Exploring beyond realism is something that I struggle with and yet I know that with my figure drawings people would remark that mine were different from everyone else’s. I think that is because I am so “done” with the classic approach that everyone seems to go for. I want to allow the figure to come from the inside out, if that makes any sense. I am more for the soul or spirit of a model to come shining through, I always felt that classical drawing is more of a style and doesn’t really try to solve anything other than a look and the mechanics of the classical look……Interesting how you are trying for something that you can’t quite put your finger on…..am I correct by saying this? Almost a unpeeling of sorts.
Yes, that’s exactly right. I do not know what I want the drawing to look like. Not quite like fauvism, though influenced by it. I use the color very arbitrarily and that part goes really well. The color decisions just arise naturally even though they are exaggerations. It’s the drawing that puzzles me because I am sometimes trying to sort out difficult drawing issues (like foreshortening) but I’m also sitting there just asking myself “what is it about this pose, this face, this image that I find intriguing?” The answers to that question can be very particular — sometimes it’s one small feature that I’ll find most interesting. I am trying to think of the thing as a whole, as a picture rather than as a portrait while caught up in intriguing parts. I have no method, just drawing features as they catch my attention, scribbling ideas to ask myself initial questions like where on the page do I situate this head and how big should it be, how much of the neck and shoulders should it include …

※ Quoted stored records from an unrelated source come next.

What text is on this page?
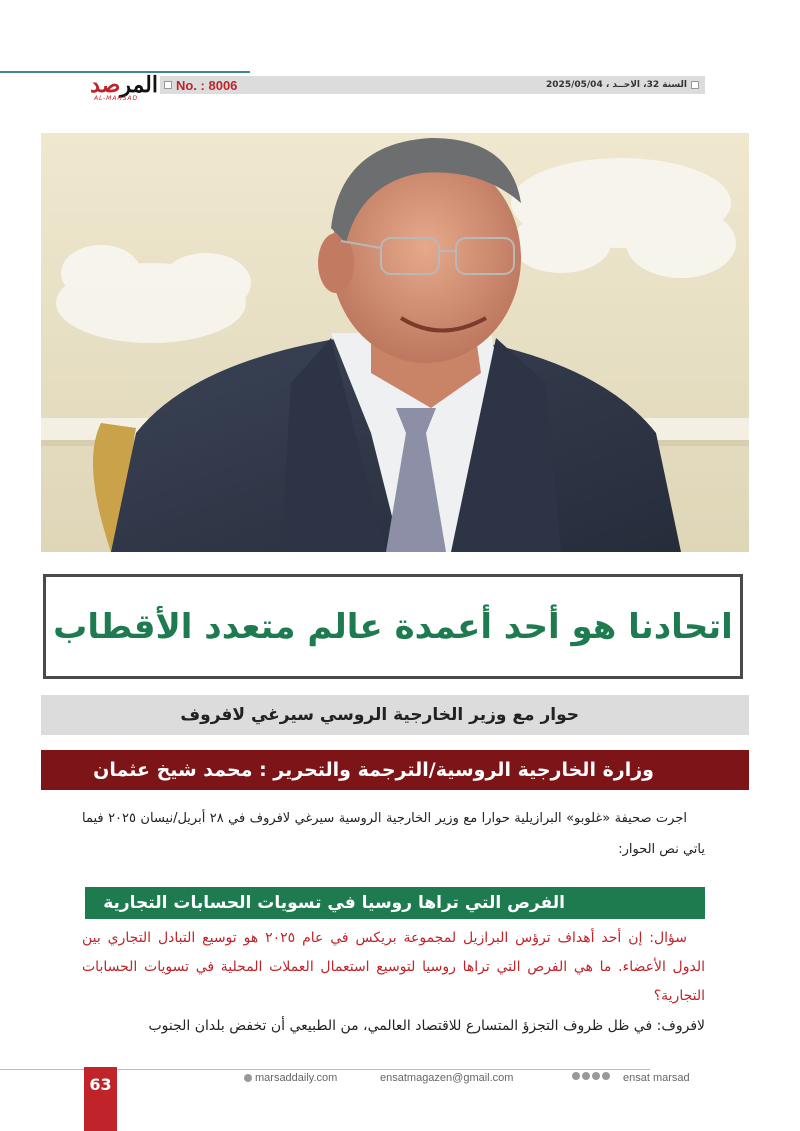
المرصد
AL-MARSAD
No. : 8006	السنة 32، الاحــد ، 2025/05/04
اتحادنا هو أحد أعمدة عالم متعدد الأقطاب
حوار مع وزير الخارجية الروسي سيرغي لافروف
وزارة الخارجية الروسية/الترجمة والتحرير : محمد شيخ عثمان
اجرت صحيفة «غلوبو» البرازيلية حوارا مع وزير الخارجية الروسية سيرغي لافروف في ٢٨ أبريل/نيسان ٢٠٢٥ فيما ياتي نص الحوار:
الفرص التي تراها روسيا في تسويات الحسابات التجارية
سؤال: إن أحد أهداف ترؤس البرازيل لمجموعة بريكس في عام ٢٠٢٥ هو توسيع التبادل التجاري بين الدول الأعضاء. ما هي الفرص التي تراها روسيا لتوسيع استعمال العملات المحلية في تسويات الحسابات التجارية؟
لافروف: في ظل ظروف التجزؤ المتسارع للاقتصاد العالمي، من الطبيعي أن تخفض بلدان الجنوب
63	marsaddaily.com	ensatmagazen@gmail.com	ensat marsad
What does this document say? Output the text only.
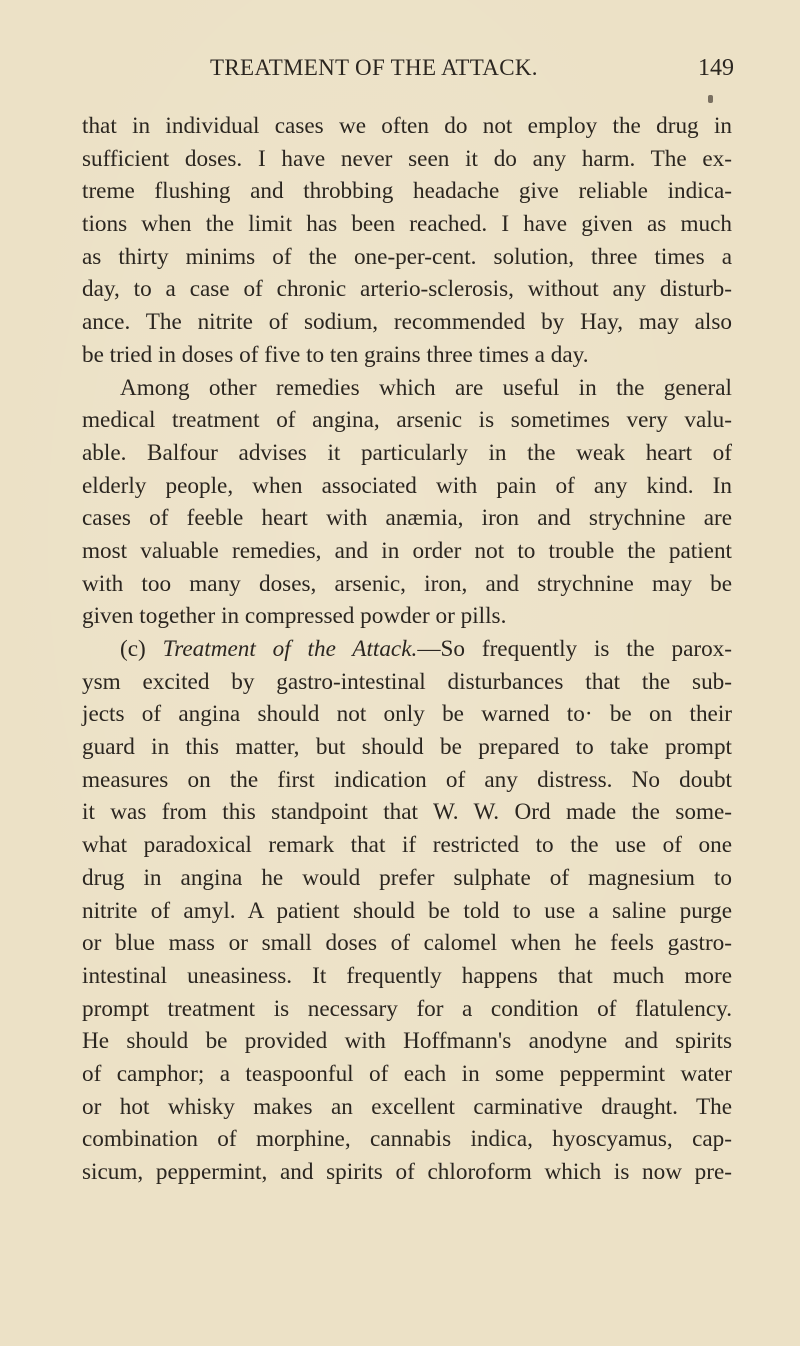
TREATMENT OF THE ATTACK.	149
that in individual cases we often do not employ the drug in
sufficient doses. I have never seen it do any harm. The ex-
treme flushing and throbbing headache give reliable indica-
tions when the limit has been reached. I have given as much
as thirty minims of the one-per-cent. solution, three times a
day, to a case of chronic arterio-sclerosis, without any disturb-
ance. The nitrite of sodium, recommended by Hay, may also
be tried in doses of five to ten grains three times a day.
Among other remedies which are useful in the general
medical treatment of angina, arsenic is sometimes very valu-
able. Balfour advises it particularly in the weak heart of
elderly people, when associated with pain of any kind. In
cases of feeble heart with anæmia, iron and strychnine are
most valuable remedies, and in order not to trouble the patient
with too many doses, arsenic, iron, and strychnine may be
given together in compressed powder or pills.
(c) Treatment of the Attack.—So frequently is the parox-
ysm excited by gastro-intestinal disturbances that the sub-
jects of angina should not only be warned to· be on their
guard in this matter, but should be prepared to take prompt
measures on the first indication of any distress. No doubt
it was from this standpoint that W. W. Ord made the some-
what paradoxical remark that if restricted to the use of one
drug in angina he would prefer sulphate of magnesium to
nitrite of amyl. A patient should be told to use a saline purge
or blue mass or small doses of calomel when he feels gastro-
intestinal uneasiness. It frequently happens that much more
prompt treatment is necessary for a condition of flatulency.
He should be provided with Hoffmann's anodyne and spirits
of camphor; a teaspoonful of each in some peppermint water
or hot whisky makes an excellent carminative draught. The
combination of morphine, cannabis indica, hyoscyamus, cap-
sicum, peppermint, and spirits of chloroform which is now pre-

Matisse and Diebenkorn are more classicist than mine because in both cases they generalize and simplify and in their way they idealize the face. Classicism has come to mean “realism” for a lot of artists, but looking at the Greek golden age sculptors one finds that it’s closer in intent to simplification and idealism. Both Matisse and Diebenkorn (in these works) have dismissed much of the particularity of the face. I feel sometimes that my drawings were too immersed in particulars, too descriptive even if they’ve gone off the rails with exaggeration ….

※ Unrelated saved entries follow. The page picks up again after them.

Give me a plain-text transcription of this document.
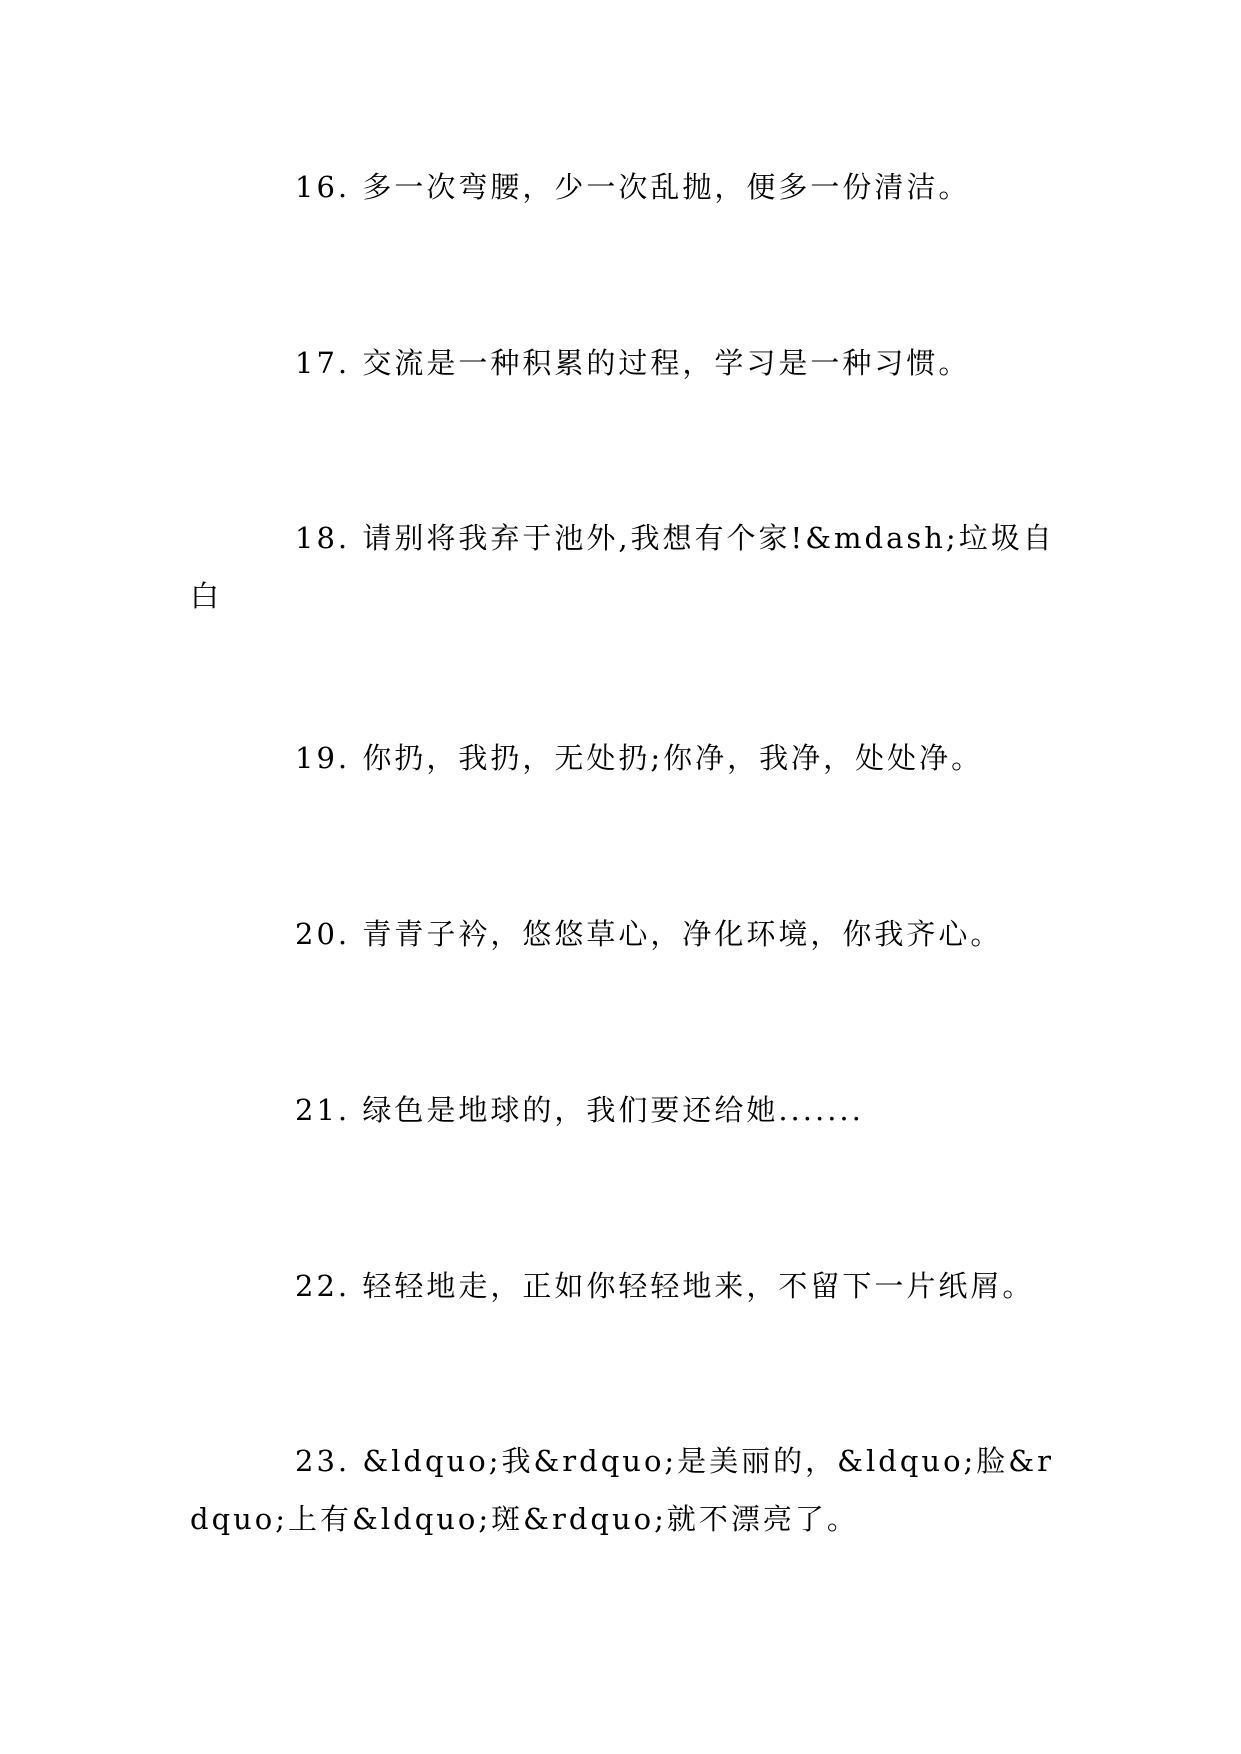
16. 多一次弯腰，少一次乱抛，便多一份清洁。

17. 交流是一种积累的过程，学习是一种习惯。

18. 请别将我弃于池外,我想有个家!&mdash;垃圾自白

19. 你扔，我扔，无处扔;你净，我净，处处净。

20. 青青子衿，悠悠草心，净化环境，你我齐心。

21. 绿色是地球的，我们要还给她.......

22. 轻轻地走，正如你轻轻地来，不留下一片纸屑。

23. &ldquo;我&rdquo;是美丽的，&ldquo;脸&rdquo;上有&ldquo;斑&rdquo;就不漂亮了。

Unpeeling is a good word. There’s something that I’m trying to find under many layers of indecision and “what if.” It’s interesting. Yesterday was frustrating, but then we’ve had rain for several soggy days in succession. I’m not sure if it was the toil of drawing or the incessant gloomy weather that prompted today’s mulling. And it’s still raining …. ugh.
I applaud your courage for digging deep and doing all that unpeeling….far more courageous than I could be. Perhaps rather than Fauvism, you are bring about”Kuschanism” unwrapping, peeling back and rediscovering what art is to you. 🙂 it has quite raining for now and the sun is trying to come out, I have this urge to go plein air painting! ugh….like chasing a butterfly! fleeting and gone…..sigh
Kind words. I hope it’s some brand of courage. Sometimes it feels like I’m chasing the will o’the wisp. And that the will o’the wisp is winning!

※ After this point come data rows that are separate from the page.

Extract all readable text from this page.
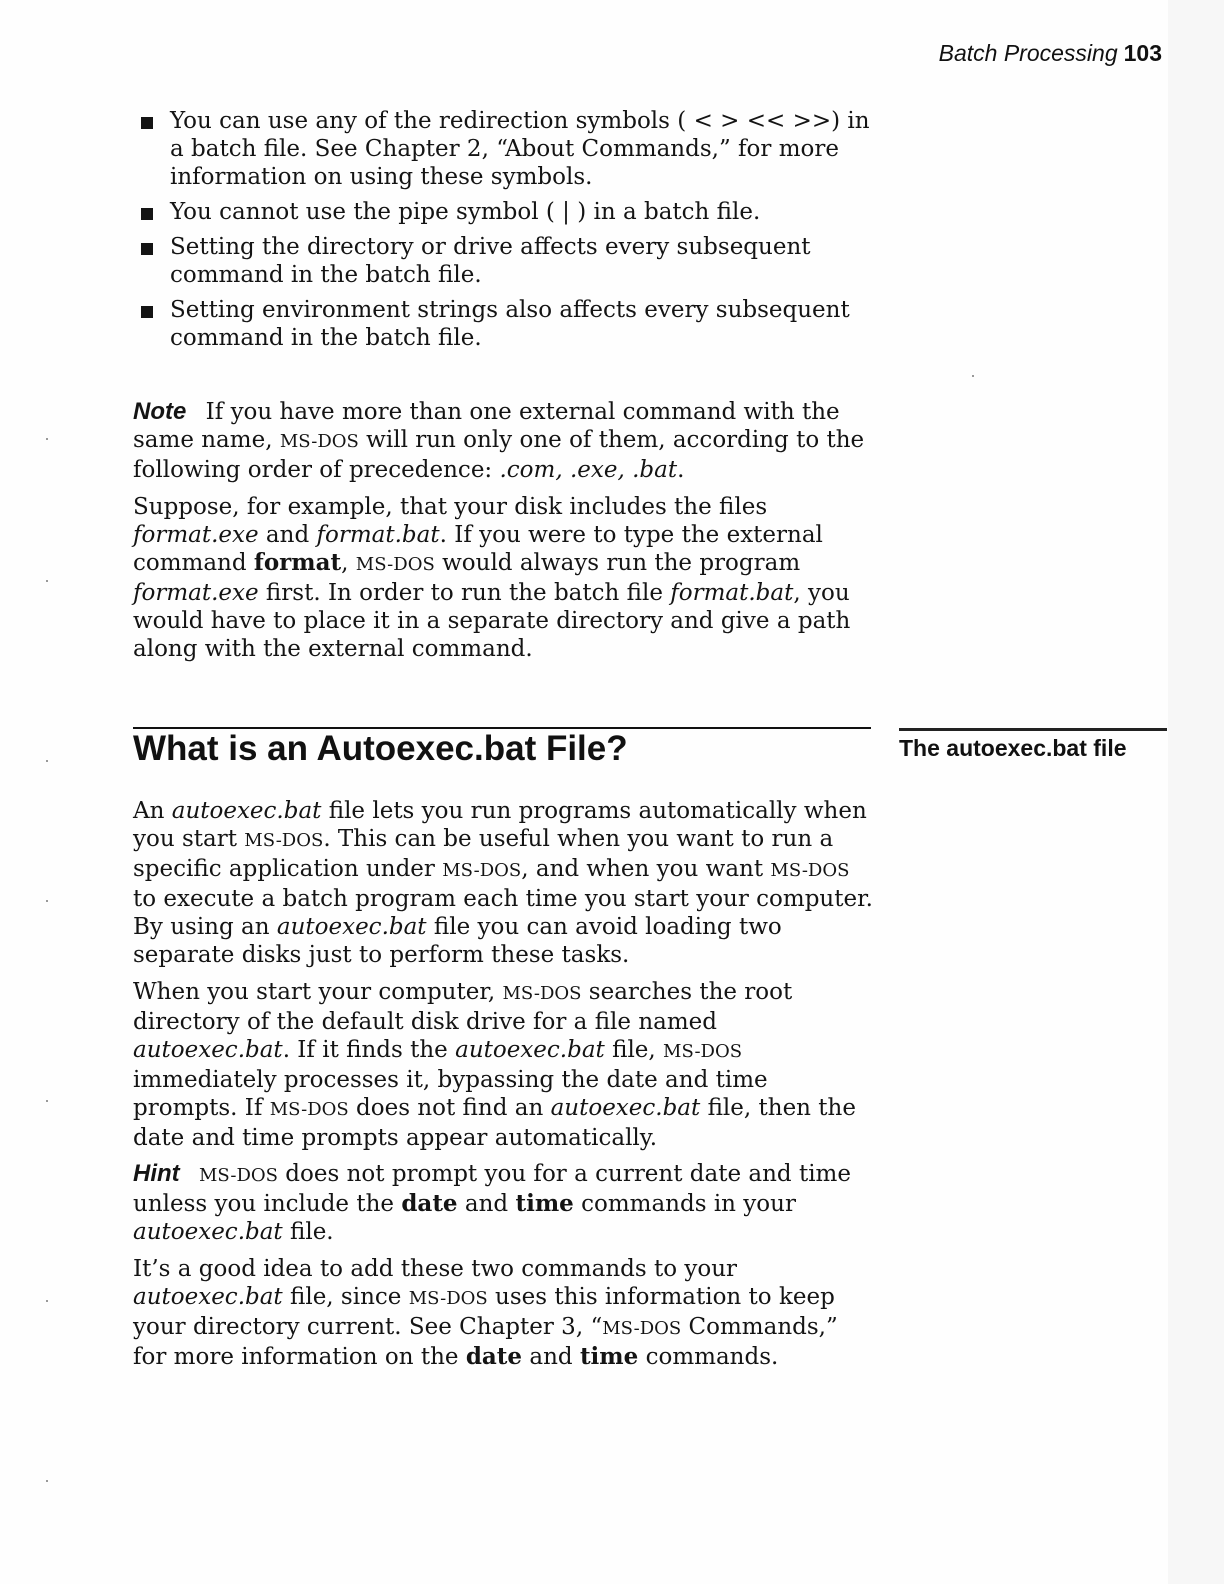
Batch Processing 103
You can use any of the redirection symbols ( < > << >>) in a batch file. See Chapter 2, “About Commands,” for more information on using these symbols.
You cannot use the pipe symbol ( | ) in a batch file.
Setting the directory or drive affects every subsequent command in the batch file.
Setting environment strings also affects every subsequent command in the batch file.

Note If you have more than one external command with the same name, MS-DOS will run only one of them, according to the following order of precedence: .com, .exe, .bat.

Suppose, for example, that your disk includes the files format.exe and format.bat. If you were to type the external command format, MS-DOS would always run the program format.exe first. In order to run the batch file format.bat, you would have to place it in a separate directory and give a path along with the external command.

What is an Autoexec.bat File?	The autoexec.bat file

An autoexec.bat file lets you run programs automatically when you start MS-DOS. This can be useful when you want to run a specific application under MS-DOS, and when you want MS-DOS to execute a batch program each time you start your computer. By using an autoexec.bat file you can avoid loading two separate disks just to perform these tasks.

When you start your computer, MS-DOS searches the root directory of the default disk drive for a file named autoexec.bat. If it finds the autoexec.bat file, MS-DOS immediately processes it, bypassing the date and time prompts. If MS-DOS does not find an autoexec.bat file, then the date and time prompts appear automatically.

Hint MS-DOS does not prompt you for a current date and time unless you include the date and time commands in your autoexec.bat file.

It’s a good idea to add these two commands to your autoexec.bat file, since MS-DOS uses this information to keep your directory current. See Chapter 3, “MS-DOS Commands,” for more information on the date and time commands.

It always feels that way in the heat of the battle, remember that! 🙂
Beautiful pastel drawing of the face – somehow conveys a sort of serenity. I too struggle often with breaking away from realism and stretching the colours and emphasis to make something that conveys more than just an image. It is the end of my comfort zone as far as painting is concerned. So hard to do something that expresses but is not gaudy or too naive. Thanks for posting!